What is the one thing everyone should learn about science? Spiked asked 250 scientists—here we bring you some of the most provocative responses
Matt Ridley Founding chair of the International Centre for Life
Science is not a catalogue of facts, but a search for new mysteries. Science increases the store of wonder and mystery in the world; it does not erode it. The myth that science gets rid of mysteries, started by the Romantic poets, was well nailed by Albert Einstein—whose thought experiments about relativity are far more otherworldly, elusive, thrilling, and baffling than anything dreamt up by poets.
Isaac Newton showed us the mysteries of deep space, Charles Darwin showed us the mysteries of deep time, and Francis Crick and James D Watson showed us the mysteries of deep encoding. To get rid of those insights would be to reduce the world’s stock of awe.

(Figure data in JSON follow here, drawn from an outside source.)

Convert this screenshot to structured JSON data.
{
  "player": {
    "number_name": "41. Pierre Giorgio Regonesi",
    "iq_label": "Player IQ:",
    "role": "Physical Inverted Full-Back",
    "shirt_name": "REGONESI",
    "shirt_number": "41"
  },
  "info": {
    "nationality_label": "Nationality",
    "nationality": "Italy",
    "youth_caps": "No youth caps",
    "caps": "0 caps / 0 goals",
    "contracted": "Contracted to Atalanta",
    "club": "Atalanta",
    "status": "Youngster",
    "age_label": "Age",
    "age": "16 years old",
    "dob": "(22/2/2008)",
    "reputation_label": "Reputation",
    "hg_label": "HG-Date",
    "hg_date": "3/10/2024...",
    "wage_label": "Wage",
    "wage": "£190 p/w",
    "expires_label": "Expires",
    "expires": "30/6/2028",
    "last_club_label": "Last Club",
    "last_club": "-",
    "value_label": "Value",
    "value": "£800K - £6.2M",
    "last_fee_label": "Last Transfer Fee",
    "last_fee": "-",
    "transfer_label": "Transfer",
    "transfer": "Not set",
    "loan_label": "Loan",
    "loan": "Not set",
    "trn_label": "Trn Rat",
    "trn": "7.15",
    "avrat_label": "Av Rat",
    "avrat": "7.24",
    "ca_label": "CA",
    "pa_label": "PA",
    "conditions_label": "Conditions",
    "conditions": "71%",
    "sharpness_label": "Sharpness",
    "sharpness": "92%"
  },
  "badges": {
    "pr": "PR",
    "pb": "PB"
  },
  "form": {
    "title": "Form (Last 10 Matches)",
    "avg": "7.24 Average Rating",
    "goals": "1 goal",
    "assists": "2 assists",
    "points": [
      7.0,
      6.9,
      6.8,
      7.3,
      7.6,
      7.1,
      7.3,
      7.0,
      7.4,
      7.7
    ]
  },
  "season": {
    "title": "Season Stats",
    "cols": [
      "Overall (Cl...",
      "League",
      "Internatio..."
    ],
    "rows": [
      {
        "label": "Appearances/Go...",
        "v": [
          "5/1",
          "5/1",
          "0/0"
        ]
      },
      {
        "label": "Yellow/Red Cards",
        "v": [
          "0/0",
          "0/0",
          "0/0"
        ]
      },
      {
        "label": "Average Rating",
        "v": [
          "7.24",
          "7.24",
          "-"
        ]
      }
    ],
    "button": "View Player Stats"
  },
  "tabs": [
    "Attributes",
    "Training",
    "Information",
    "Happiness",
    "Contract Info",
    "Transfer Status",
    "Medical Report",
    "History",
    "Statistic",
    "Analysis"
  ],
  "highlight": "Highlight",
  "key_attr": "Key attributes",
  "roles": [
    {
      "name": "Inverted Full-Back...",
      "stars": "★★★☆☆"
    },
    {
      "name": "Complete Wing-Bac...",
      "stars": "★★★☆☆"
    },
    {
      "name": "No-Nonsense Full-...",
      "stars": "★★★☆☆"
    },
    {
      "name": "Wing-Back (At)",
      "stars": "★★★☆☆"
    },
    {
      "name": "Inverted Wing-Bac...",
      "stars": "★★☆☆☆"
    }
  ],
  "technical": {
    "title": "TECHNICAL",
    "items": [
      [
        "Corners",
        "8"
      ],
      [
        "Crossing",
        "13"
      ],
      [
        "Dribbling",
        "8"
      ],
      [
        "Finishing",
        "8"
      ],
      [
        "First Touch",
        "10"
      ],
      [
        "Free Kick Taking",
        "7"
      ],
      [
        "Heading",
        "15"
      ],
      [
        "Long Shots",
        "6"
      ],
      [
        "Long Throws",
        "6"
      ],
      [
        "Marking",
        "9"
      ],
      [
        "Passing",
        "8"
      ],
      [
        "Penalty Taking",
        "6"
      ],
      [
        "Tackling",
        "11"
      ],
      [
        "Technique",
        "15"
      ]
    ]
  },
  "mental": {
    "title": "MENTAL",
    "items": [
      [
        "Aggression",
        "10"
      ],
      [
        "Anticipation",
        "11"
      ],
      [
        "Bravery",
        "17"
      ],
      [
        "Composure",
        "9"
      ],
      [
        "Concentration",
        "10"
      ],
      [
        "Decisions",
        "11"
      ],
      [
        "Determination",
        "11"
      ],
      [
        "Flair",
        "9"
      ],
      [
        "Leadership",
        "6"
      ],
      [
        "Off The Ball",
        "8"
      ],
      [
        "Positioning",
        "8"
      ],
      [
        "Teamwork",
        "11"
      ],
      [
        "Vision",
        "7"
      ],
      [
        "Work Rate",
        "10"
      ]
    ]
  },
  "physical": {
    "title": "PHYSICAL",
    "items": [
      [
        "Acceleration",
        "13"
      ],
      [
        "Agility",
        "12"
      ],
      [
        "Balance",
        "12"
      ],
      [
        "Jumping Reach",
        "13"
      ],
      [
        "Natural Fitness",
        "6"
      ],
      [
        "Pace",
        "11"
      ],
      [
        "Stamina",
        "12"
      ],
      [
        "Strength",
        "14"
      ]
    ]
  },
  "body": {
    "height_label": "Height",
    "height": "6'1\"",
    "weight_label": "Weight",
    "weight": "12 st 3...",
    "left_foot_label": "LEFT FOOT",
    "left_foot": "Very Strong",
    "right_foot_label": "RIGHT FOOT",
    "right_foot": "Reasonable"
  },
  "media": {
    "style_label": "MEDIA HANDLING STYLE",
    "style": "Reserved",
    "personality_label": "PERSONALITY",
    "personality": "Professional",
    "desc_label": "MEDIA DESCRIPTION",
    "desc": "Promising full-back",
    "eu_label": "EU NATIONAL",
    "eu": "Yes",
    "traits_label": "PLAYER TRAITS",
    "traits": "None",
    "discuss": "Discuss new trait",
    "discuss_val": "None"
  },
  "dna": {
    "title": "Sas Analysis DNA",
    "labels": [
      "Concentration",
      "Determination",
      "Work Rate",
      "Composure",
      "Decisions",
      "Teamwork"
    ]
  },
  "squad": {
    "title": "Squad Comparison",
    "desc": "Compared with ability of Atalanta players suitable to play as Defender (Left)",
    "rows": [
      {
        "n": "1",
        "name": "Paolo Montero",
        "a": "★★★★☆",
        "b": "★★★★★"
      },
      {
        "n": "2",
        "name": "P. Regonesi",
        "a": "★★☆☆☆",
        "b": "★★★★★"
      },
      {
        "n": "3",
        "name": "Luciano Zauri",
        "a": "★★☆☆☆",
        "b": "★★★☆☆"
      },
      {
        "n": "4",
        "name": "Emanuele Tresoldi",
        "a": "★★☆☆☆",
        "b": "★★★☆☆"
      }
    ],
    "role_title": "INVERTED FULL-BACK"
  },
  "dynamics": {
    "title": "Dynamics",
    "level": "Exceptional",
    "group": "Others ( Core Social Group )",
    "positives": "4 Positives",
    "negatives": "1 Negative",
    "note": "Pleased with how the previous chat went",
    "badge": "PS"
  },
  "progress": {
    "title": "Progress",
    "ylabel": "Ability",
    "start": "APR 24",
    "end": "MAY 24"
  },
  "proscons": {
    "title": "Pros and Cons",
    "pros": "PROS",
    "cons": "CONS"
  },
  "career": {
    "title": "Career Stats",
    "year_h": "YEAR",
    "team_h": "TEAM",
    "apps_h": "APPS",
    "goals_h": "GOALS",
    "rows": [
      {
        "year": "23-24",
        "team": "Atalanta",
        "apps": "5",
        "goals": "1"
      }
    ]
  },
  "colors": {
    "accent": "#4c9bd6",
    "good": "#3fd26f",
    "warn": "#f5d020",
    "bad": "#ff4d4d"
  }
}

Roderich Tumulka Researcher in physics at the Mathematics Institute at the University of Tübingen
Paranormal phenomena do not exist. Magic, witchcraft, mind-reading, clairvoyance, faith healing and similar practices do not work and never have worked. It makes a crucial difference whether we imagine ourselves surrounded by supernatural beings and happenings or whether instead we see ourselves in a world that science can help us understand. Many scientific principles, concepts, or discoveries need not, despite their importance, be understood by the public, but just by the experts. The question of the paranormal is different in this respect.